Other Assessment Factors

The new guidance contains other revisions that may not immediately appear to be huge changes but could prove to be important in a number of cases.

Under the new guidance, the OFSI will consider a person’s actual and expected level of knowledge of financial sanctions, the work they do and their exposure to financial sanctions risk when assessing the violation (paragraph 3.19). The previous guidance’s reference to whether a penalty is proportionate if a case’s only distinguishing aspect is that “a person simply falls below a high standard" – particularly "when the person has acted swiftly to remedy the cause of the breach" - (former paragraph 3.22) has gone.

This may mean that the OFSI is now expecting better compliance standards to be in place; with less leniency for those who have tried and failed or who have not been thorough enough in their approach. This could have implications for the penalties imposed.

When calculating a civil monetary penalty, the OFSI determines the statutory maximum that could be imposed - whichever is the greater of £1M or 50% of the breach’s value. It then assesses what is reasonable - what an ordinary reasonable person would consider to be appropriate - and proportionate. Paragraph 4.8 of the original guidance defined proportionate as being when there was a "clear relationship between the value of the proposed penalty and both the value of the breach (if known) and how seriously the breach undermined the sanctions regime".

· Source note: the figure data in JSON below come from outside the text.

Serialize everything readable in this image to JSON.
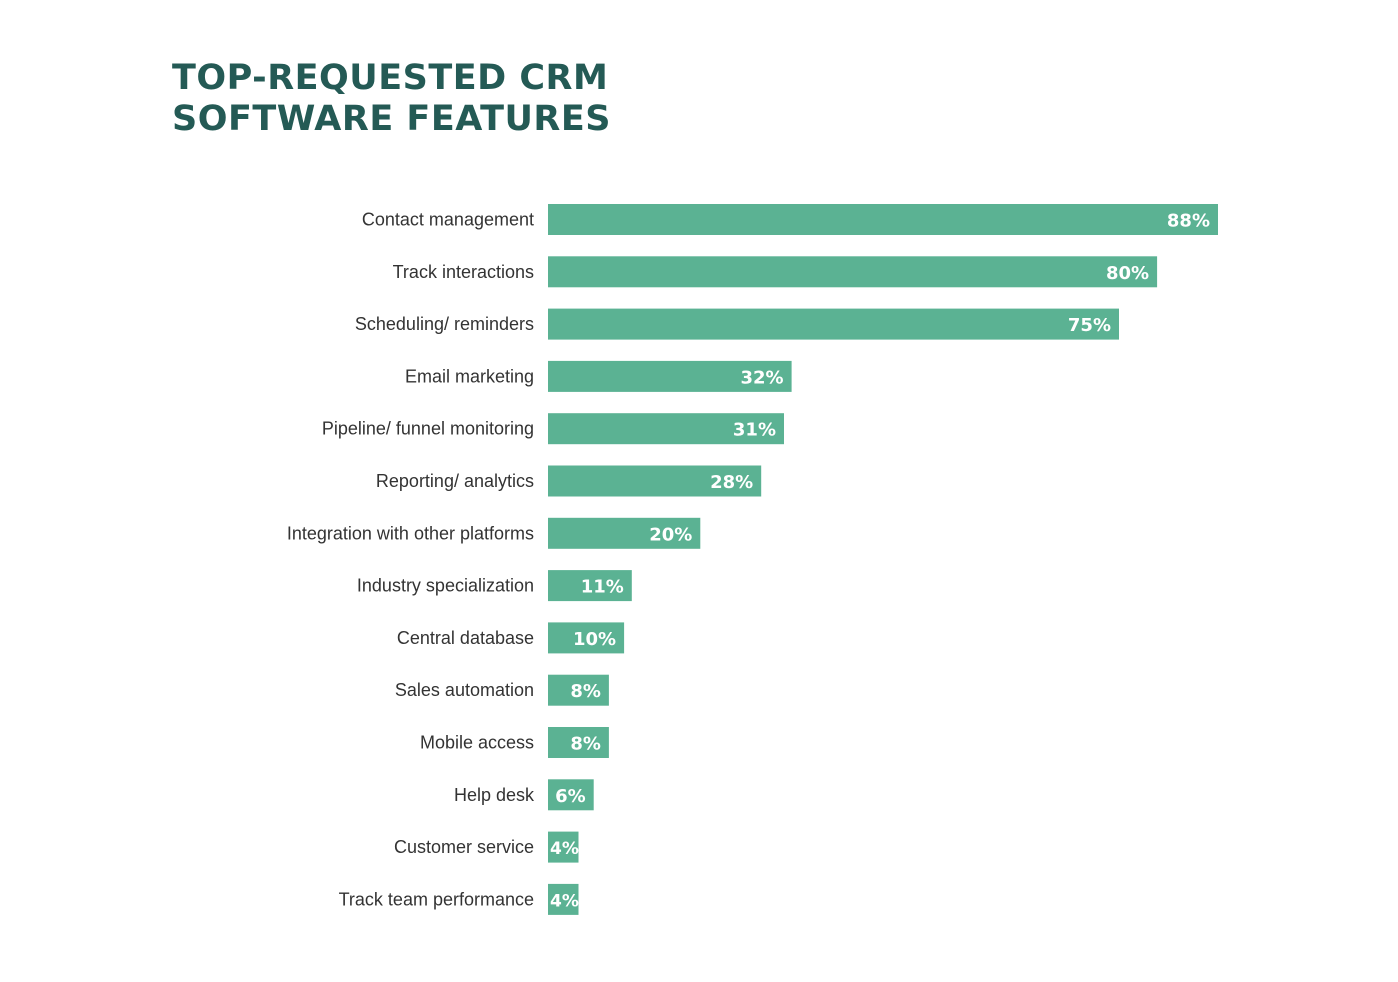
{
  "title": {
    "line1": "TOP-REQUESTED CRM",
    "line2": "SOFTWARE FEATURES"
  },
  "colors": {
    "bar": "#5bb293",
    "title": "#245a55",
    "label": "#333333",
    "value_text": "#ffffff"
  },
  "chart_data": {
    "type": "bar",
    "orientation": "horizontal",
    "categories": [
      "Contact management",
      "Track interactions",
      "Scheduling/ reminders",
      "Email marketing",
      "Pipeline/ funnel monitoring",
      "Reporting/ analytics",
      "Integration with other platforms",
      "Industry specialization",
      "Central database",
      "Sales automation",
      "Mobile access",
      "Help desk",
      "Customer service",
      "Track team performance"
    ],
    "values": [
      88,
      80,
      75,
      32,
      31,
      28,
      20,
      11,
      10,
      8,
      8,
      6,
      4,
      4
    ],
    "value_labels": [
      "88%",
      "80%",
      "75%",
      "32%",
      "31%",
      "28%",
      "20%",
      "11%",
      "10%",
      "8%",
      "8%",
      "6%",
      "4%",
      "4%"
    ],
    "unit": "%",
    "xlim": [
      0,
      88
    ],
    "grid": false,
    "legend": "none"
  }
}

But the updated guidance describes proportionate as when there is "a relationship between the value of the proposed penalty and a holistic assessment of all the other factors in the case. This does not mean that penalty should necessarily be either a specific percentage or multiple of the breach amount" (paragraph 4.8). This revision has the effect of giving OFSI the ability to impose penalties that are no longer tied directly to the value of the transactions that constituted the breach or to the sanctions policy in place. It now appears to have far greater discretion when it comes to imposing them.

Conclusion

Many of the changes to the guidance can be viewed as minor and, in some cases, necessary amendments to what already existed. Some of the revisions, however, seem to be putting the OFSI in a position where it has greater scope for dealing with sanctions breaches.

The updated guidance comes at a time when the Crown Prosecution Service (CPS) has just issued its first ever Economic Crime Strategy for tackling economic crime offences – including sanctions breaching - by 2025. The guidance has to be seen as another forceful reminder to all those in cross-border business and finance of the need to ensure their compliance programmes are fit for purpose.